见晚烟霞和易海潮坐于一处,许妙言黛眉浅皱,但迫于晚烟霞的宗主威仪,倒也不敢出声,只是心中略有不满。
都说七年男女不同席,即便晚宗主和易前辈感情深厚,但毕竟尚未定亲。在外人面前举止就这般亲昵,实在有失体统,有伤风化。
无论许妙言心中怎么想,晚烟霞都是不知晓的,此刻她同易海潮坐于一处,大腿紧贴在一起,甚至都能感受到易海潮的体温,面色一红,悄然坐得远了些。
易海潮一怔,随即明白过来,知道晚烟霞到底是羞涩,倒也不曾在许妙言面前调侃她,只是很是规矩地坐着。
不过,这许妙言长得确实是不错,虽比不上顾倾城,但也算得是一等一的美人了。想来晚烟霞把她任命为落雨宗的当代行走,除了天赋外,也有着这方面的思量。
不然,落雨宗这一女子众多的宗门,选出来的行走不是绝色就算了,相貌平平甚至是奇丑无比,那岂不是要遭天下人耻笑么?
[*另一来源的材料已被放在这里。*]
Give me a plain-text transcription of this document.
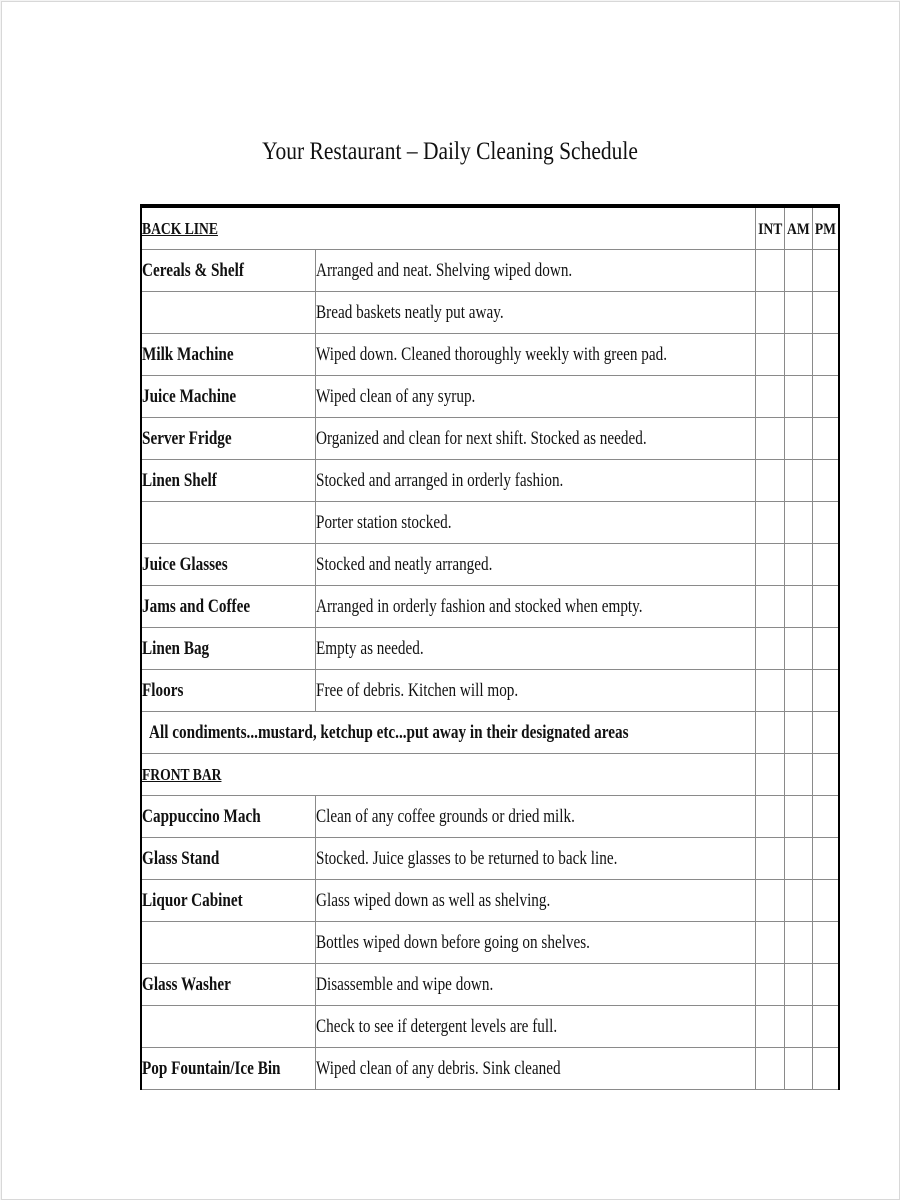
Your Restaurant – Daily Cleaning Schedule
BACK LINE		INT	AM	PM
Cereals & Shelf	Arranged and neat. Shelving wiped down.			
	Bread baskets neatly put away.			
Milk Machine	Wiped down. Cleaned thoroughly weekly with green pad.			
Juice Machine	Wiped clean of any syrup.			
Server Fridge	Organized and clean for next shift. Stocked as needed.			
Linen Shelf	Stocked and arranged in orderly fashion.			
	Porter station stocked.			
Juice Glasses	Stocked and neatly arranged.			
Jams and Coffee	Arranged in orderly fashion and stocked when empty.			
Linen Bag	Empty as needed.			
Floors	Free of debris. Kitchen will mop.			
All condiments...mustard, ketchup etc...put away in their designated areas				
FRONT BAR				
Cappuccino Mach	Clean of any coffee grounds or dried milk.			
Glass Stand	Stocked. Juice glasses to be returned to back line.			
Liquor Cabinet	Glass wiped down as well as shelving.			
	Bottles wiped down before going on shelves.			
Glass Washer	Disassemble and wipe down.			
	Check to see if detergent levels are full.			
Pop Fountain/Ice Bin	Wiped clean of any debris. Sink cleaned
晚烟霞咳嗽了一声,道:“许妙言,你且上前来,本座有事与你去做。”
许妙言上前几步,再是跪倒在地,道:“宗主有事,但请吩咐便是,弟子赴汤蹈火,万死不辞。”
晚烟霞笑道:“却还不至于死,只不过要你跑一趟便是。”
说罢,在许妙言不接的目光中,晚烟霞右手伸入怀中,从贴身的小袄取出一把钥匙,扔给了许妙言,道:“你去地宫,取子丙处和寅乙处的东西来。前一份送给独孤叶,贺他成就大自在。至于第二份,送给他徒弟,要说什么,你自己看着办。”
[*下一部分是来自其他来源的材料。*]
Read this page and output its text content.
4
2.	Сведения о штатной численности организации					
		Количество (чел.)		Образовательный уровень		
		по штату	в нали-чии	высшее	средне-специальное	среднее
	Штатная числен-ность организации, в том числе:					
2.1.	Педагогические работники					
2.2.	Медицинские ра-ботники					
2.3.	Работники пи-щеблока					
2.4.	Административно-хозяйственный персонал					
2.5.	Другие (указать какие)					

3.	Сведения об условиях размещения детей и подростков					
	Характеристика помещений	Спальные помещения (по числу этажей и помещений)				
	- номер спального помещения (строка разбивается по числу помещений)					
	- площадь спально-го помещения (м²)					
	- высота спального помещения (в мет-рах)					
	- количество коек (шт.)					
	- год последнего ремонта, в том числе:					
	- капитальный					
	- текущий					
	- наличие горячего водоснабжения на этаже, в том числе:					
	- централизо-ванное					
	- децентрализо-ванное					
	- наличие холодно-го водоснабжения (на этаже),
许妙言忙不迭接住钥匙,往地上重磕了个头,道:“宗主,弟子领命。”
晚烟霞微微颔首,道:“去吧,记得把钥匙还来。”
许妙言恭敬地应了,再是向易海潮行了一礼,便退下了。
即便许妙言对易海潮有所不满,但也知道轻重,知道自己只是一个晚辈,对前辈该有的礼数必须要有。
易海潮看着许妙言逐渐远去的背影,若有所思,一副出神的模样,不知道在想些什么。
晚烟霞还以为易海潮是被许妙言的美貌所迷惑,此刻正值不舍,顿时气急,怒道:“别看了,我见你看我的时候,也没有这般入神!”
易海潮愕然,见晚烟霞这般模样,知道她是吃醋了,不由得哑然失笑。
“烟霞,何故这般动怒?我只不过是对她有些好奇罢了。”
晚烟霞怒气未消,道:“好奇什么,好奇她为何这般貌美么?”
易海潮苦笑,道:“烟霞,那许妙言就算是再貌美,又怎么比得上顾倾城?我在面对顾倾城的时候都不动心,更何况她?”
晚烟霞觉得有理,怒气先消了三分,道:“那你倒是说说,你为何那般出神?”
此刻四处无人,易海潮便想朝着晚烟霞靠过去,却被晚烟霞抬手给拦住了。
易海潮不解,晚烟霞冷哼一声,道:“不解释清楚,你休要碰我。”
易海潮轻声道:“烟霞,我也只是在想,你当上宗主还没几年,就要培养继承人了吗?”
晚烟霞一怔,道:“你说许妙言?何以见得?”
易海潮笑道:“烟霞,休要瞒我。你落雨宗的地宫,历来只有历代宗主才能进去,可你现在却让许妙言进去,这其中深意,还用我多说?”
晚烟霞静静地看着易海潮,叹道:“易公子,有的时候,你太过聪明了,我真的不希望你这般聪明。”